Joan Mir, Austrian MotoGP

And Martin’s chances of repeating his victory feats from the week before slipped away, with the lead trio of Bagnaia, Quartararo and Marquez ebbing tenths ahead. Now it was time for the Repsol Honda to test his rival’s resolve. On lap 20 Marquez showed Quartararo a front wheel on the exit of turn one, causing the Frenchman to out-brake himself into three. Two laps on, a neat switchback took him by Bagnaia on the exit of turn three only for the Ducati to respond into the following turn.

Then the first signs of madness. The rain flags reappeared six laps from the flag. Miller and Alex Rins (Ecstar Suzuki) were the first to take the plunge, pitting for a bike swap on lap 23. But the track wasn’t wet enough to give them any advantage. By lap 25 it most certainly was. The pace had slowed, bunching Martin, Mir and Binder together with the lead trio. And Marquez led them all into pit lane to switch to a spare bike fitted with wets. All except Binder, of course. “I couldn’t decide do I go or do I not? I just decided at the last moment was I saw the whole group pull in to the pits,” he said.

Jack Miller

Jack Miller, Austrian MotoGP 

The race was turned on its head. Espargaro stayed out on slicks, as did Rossi, Lecuona and Marini, making the unlikeliest of top fives. And they were so close. Turn one was the scene of Marquez’s unravelling on the penultimate lap. And starting the last, the rain had intensified so as to slow the leaders’ pace to a crawl. That led to the unlikeliest of scenes as Bagnaia, Martin and Mir – their wets now working well – sliced through the top ten with ease, Bagnaia rescuing second ahead of Martin and Mir.

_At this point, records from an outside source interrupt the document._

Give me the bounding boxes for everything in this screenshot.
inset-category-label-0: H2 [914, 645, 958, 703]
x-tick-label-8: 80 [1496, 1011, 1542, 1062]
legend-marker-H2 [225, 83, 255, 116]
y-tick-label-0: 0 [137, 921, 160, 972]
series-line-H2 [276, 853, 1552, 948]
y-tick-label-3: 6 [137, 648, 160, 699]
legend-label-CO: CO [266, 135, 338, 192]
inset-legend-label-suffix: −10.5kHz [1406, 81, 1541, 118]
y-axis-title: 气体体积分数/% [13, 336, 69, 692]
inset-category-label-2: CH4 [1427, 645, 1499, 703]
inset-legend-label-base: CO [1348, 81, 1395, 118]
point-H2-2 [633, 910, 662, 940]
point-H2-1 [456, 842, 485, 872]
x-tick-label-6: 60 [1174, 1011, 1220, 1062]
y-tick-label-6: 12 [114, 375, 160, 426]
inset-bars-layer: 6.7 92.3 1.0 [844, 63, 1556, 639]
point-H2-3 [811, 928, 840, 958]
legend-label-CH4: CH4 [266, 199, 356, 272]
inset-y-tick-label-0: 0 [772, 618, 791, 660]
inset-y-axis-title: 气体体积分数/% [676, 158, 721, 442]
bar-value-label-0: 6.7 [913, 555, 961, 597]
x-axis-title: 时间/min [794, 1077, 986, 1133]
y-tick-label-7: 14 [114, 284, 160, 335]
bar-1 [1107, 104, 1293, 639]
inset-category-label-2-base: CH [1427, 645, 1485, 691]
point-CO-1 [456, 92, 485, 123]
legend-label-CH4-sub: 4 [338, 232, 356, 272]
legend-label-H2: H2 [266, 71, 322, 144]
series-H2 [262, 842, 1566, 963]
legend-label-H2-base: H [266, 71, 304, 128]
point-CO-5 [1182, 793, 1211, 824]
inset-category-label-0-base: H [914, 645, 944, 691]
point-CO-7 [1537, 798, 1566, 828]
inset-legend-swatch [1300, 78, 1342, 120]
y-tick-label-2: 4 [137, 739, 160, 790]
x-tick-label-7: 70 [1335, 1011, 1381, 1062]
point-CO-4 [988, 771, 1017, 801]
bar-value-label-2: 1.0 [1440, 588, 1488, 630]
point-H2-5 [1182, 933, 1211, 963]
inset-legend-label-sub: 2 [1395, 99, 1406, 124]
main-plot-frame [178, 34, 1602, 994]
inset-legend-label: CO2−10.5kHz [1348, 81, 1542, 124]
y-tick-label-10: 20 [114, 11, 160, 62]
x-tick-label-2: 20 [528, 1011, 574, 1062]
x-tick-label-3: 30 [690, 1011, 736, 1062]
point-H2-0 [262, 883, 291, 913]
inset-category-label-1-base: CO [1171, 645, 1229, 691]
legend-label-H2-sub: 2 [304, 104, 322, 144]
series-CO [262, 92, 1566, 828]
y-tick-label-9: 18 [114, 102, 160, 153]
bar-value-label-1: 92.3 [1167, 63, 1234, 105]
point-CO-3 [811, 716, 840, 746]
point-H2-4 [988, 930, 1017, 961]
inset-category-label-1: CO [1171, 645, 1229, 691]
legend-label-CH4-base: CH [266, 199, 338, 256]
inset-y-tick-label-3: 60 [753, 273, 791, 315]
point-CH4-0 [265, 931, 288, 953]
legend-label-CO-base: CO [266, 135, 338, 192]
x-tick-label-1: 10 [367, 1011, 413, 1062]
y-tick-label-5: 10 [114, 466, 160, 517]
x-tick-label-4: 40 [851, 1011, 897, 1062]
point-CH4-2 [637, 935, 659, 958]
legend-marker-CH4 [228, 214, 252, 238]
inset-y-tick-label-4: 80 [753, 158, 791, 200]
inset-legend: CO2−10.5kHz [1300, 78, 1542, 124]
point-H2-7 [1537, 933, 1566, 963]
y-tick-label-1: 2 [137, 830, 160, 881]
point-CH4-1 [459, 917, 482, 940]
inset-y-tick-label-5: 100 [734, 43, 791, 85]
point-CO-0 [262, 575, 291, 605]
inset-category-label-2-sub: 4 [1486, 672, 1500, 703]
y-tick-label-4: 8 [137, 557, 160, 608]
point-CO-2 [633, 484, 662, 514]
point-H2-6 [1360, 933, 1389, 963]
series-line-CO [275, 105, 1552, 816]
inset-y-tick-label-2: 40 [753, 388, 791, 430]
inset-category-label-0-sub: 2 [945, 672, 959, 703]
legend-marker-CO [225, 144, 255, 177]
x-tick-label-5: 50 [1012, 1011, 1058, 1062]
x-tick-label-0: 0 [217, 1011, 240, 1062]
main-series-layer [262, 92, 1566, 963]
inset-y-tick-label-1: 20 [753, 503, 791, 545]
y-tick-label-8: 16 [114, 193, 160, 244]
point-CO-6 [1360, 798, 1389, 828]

But Binder was the star, winning by 12s. “Sometimes you’ve got to take the gamble, and today it worked,” he said. Bagnaia was in awe of his bravery. “He did something incredible today,” he acknowledged. “I just tried to warm up the tyres, and the last laps I overtook nine riders. I enjoyed it a lot.” Martin was similarly thrilled with his late salvage. “I arrived to the group in corner seven and I passed six, seven riders in two corners. I was super happy with third, even more than last week because I didn’t expect that.” Mir grabbed fourth, with Marini a career best fifth, Lecuona likewise in sixth. Quartararo extended his title advantage with seventh with Rossi a season best eighth. Alex Marquez (LCR Honda) and Espargaro completed the top ten.

Aleix Espargaro, Austrian MotoGP

Quartararo (181 points) is this fortnight’s big winner, and has 47 points in hand over Bagnaia (134) and Mir (134), and 49 over Zarco (132).